SportsBERT Small: Domain model for Sports

Community Article
Published June 26, 2026

This article introduces the new SportsBERT Small series of models. This is a solid-performing small model (22.7M) trained on Wikipedia articles labeled as sports related.

These domain-specialized small models often perform as good as models 10-100x larger. It demonstrates that narrowing down a model to a small domain requires less overall parameters than models generalized for all problems.

The following new models are released as part of this effort. All models have an Apache 2.0 license.

Model Description
SportsBERT Small Base 22.7M parameter language model
SportsBERT Small Embeddings Small Sentence Transformers model for embeddings

Building a Strong Baseline

The first step was to build a 22.7M parameter BERT encoder-only model was trained on Wikipedia articles labeled as sports related.

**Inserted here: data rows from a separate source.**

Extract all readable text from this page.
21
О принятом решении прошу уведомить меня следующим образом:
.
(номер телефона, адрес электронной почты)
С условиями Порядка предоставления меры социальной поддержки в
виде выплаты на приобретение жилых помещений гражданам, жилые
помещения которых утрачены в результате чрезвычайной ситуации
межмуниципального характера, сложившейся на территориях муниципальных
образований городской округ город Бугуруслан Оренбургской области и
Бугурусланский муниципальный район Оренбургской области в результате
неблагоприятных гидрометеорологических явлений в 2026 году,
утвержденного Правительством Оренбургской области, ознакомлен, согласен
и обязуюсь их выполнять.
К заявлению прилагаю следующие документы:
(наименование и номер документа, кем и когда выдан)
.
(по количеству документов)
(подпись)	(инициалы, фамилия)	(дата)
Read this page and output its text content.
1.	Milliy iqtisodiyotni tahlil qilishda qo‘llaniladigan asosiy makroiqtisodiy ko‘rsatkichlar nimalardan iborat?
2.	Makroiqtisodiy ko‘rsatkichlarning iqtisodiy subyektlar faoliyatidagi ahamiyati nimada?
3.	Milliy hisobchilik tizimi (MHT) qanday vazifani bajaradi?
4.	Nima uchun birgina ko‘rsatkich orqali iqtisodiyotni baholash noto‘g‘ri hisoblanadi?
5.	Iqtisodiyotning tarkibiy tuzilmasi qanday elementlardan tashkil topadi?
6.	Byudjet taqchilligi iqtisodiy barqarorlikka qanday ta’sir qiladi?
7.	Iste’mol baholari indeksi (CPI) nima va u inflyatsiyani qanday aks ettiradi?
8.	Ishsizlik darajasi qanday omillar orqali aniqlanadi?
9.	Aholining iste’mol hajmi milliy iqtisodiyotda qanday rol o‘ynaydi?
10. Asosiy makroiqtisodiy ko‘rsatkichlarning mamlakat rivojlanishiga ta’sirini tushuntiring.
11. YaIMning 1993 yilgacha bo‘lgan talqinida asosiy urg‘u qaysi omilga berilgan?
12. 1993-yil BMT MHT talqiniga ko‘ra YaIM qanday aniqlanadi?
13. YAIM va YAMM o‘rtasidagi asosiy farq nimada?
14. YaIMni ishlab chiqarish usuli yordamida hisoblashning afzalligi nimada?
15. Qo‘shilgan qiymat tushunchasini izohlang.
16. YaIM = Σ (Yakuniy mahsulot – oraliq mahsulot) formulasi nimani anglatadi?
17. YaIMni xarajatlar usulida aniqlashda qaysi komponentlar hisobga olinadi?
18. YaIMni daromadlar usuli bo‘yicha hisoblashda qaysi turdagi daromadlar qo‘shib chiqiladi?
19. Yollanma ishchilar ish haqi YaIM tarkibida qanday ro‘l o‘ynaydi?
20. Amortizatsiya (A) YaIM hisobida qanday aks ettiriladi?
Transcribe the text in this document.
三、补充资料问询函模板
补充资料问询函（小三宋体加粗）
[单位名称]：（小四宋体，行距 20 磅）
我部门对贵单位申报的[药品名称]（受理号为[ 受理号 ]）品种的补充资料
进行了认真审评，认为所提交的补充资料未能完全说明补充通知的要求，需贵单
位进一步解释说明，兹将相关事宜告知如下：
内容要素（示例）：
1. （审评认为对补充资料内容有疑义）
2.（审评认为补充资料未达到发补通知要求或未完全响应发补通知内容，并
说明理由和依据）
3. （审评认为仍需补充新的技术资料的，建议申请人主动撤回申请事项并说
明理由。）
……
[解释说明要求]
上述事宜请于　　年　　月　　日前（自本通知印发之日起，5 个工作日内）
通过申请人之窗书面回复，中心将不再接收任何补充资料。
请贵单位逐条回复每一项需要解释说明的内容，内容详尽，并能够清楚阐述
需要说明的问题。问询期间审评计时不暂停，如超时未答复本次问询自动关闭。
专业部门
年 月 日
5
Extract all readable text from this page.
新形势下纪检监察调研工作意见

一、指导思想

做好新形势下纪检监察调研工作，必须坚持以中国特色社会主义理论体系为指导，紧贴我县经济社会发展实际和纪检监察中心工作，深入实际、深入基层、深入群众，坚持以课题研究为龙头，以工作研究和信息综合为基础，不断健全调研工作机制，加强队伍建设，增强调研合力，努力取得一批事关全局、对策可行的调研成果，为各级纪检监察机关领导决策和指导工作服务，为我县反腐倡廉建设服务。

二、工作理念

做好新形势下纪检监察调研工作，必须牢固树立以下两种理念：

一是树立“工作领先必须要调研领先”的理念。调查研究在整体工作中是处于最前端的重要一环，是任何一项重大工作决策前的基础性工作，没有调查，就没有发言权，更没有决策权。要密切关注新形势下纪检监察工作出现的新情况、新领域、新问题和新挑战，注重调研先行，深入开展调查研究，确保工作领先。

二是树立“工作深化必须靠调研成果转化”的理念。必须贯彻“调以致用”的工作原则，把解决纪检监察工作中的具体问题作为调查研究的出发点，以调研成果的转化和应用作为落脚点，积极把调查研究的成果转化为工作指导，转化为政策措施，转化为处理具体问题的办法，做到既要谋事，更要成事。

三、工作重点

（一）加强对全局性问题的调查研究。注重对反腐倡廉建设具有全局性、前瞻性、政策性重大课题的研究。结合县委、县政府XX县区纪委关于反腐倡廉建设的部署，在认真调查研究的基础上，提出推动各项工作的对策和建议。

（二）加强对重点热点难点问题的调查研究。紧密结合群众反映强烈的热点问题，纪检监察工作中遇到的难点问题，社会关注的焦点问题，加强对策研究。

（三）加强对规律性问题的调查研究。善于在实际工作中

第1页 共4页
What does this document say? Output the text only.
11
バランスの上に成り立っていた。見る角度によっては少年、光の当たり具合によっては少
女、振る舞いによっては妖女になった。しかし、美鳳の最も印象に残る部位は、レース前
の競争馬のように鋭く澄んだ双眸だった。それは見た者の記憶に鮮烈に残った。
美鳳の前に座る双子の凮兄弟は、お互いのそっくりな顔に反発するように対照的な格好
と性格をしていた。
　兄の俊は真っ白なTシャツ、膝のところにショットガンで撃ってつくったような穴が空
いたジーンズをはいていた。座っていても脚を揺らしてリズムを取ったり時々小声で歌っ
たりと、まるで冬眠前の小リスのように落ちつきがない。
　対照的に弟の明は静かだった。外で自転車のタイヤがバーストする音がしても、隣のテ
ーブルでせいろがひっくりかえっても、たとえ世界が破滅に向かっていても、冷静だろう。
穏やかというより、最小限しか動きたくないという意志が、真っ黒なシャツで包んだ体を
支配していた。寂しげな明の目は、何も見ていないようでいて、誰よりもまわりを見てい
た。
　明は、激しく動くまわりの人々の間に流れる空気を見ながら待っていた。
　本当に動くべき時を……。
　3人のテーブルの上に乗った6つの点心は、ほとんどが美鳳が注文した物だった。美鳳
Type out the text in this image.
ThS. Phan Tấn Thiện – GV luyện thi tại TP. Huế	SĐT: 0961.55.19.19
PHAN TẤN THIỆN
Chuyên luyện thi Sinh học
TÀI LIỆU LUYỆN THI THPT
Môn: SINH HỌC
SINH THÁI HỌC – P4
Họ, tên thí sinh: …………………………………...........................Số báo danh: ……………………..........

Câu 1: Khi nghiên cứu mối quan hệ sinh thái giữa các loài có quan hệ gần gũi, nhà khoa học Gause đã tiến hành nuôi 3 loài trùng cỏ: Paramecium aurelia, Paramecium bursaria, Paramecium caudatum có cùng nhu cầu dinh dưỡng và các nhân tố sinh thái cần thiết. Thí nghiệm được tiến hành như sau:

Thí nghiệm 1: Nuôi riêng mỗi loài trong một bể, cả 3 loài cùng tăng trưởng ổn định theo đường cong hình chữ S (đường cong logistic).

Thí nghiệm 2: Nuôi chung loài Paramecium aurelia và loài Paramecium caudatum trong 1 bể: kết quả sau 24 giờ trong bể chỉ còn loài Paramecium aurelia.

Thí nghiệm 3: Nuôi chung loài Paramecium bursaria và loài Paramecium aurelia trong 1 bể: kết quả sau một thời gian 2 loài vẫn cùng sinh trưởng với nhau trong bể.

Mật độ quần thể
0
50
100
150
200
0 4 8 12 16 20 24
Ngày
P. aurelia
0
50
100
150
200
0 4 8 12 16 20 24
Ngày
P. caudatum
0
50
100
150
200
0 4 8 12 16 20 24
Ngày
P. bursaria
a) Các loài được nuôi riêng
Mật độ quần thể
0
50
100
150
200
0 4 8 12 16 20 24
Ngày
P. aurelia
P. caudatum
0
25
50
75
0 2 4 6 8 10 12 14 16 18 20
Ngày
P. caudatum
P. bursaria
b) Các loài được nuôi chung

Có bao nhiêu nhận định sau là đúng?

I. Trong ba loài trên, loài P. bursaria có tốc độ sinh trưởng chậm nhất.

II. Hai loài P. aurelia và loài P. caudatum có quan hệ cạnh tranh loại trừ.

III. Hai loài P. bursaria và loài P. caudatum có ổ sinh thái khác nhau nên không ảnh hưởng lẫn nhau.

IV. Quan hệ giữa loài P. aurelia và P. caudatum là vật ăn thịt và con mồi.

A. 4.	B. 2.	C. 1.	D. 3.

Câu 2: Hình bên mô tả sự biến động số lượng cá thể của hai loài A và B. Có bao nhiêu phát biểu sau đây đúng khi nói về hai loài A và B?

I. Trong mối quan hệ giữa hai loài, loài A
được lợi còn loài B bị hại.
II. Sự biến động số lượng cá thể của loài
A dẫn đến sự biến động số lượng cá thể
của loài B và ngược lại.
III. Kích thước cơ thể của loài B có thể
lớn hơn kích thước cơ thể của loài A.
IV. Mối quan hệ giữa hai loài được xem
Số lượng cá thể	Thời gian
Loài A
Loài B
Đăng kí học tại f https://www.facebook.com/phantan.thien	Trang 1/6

The model was trained using masked language modeling with the following code.

import csv

from datasets import concatenate_datasets, load_dataset
from transformers import AutoTokenizer
from transformers import BertConfig, BertForMaskedLM

from txtai.pipeline import HFTrainer

def loadids(domain):
    labels, count = set(), 0
    with open("wikipedia/labels/labels.csv", mode="r", encoding="utf-8") as f:
        reader = csv.DictReader(f)
        for row in reader:
            if row["label"] == domain:
                labels.add(row["id"])
            count += 1

    return labels, count

# Load target domain
uids, total = loadids("sports")
epochs = 3 * int(total / len(uids))

# Filter by domain labels
dataset = load_dataset("neuml/wikipedia-20260401", split="train")
dataset = dataset.filter(lambda x: x["title"] in uids)
dataset = dataset.remove_columns([col for col in dataset.column_names if col != "text"])

# Standard tokenizer
tokenizer = AutoTokenizer.from_pretrained("sportsbert-tokenizer")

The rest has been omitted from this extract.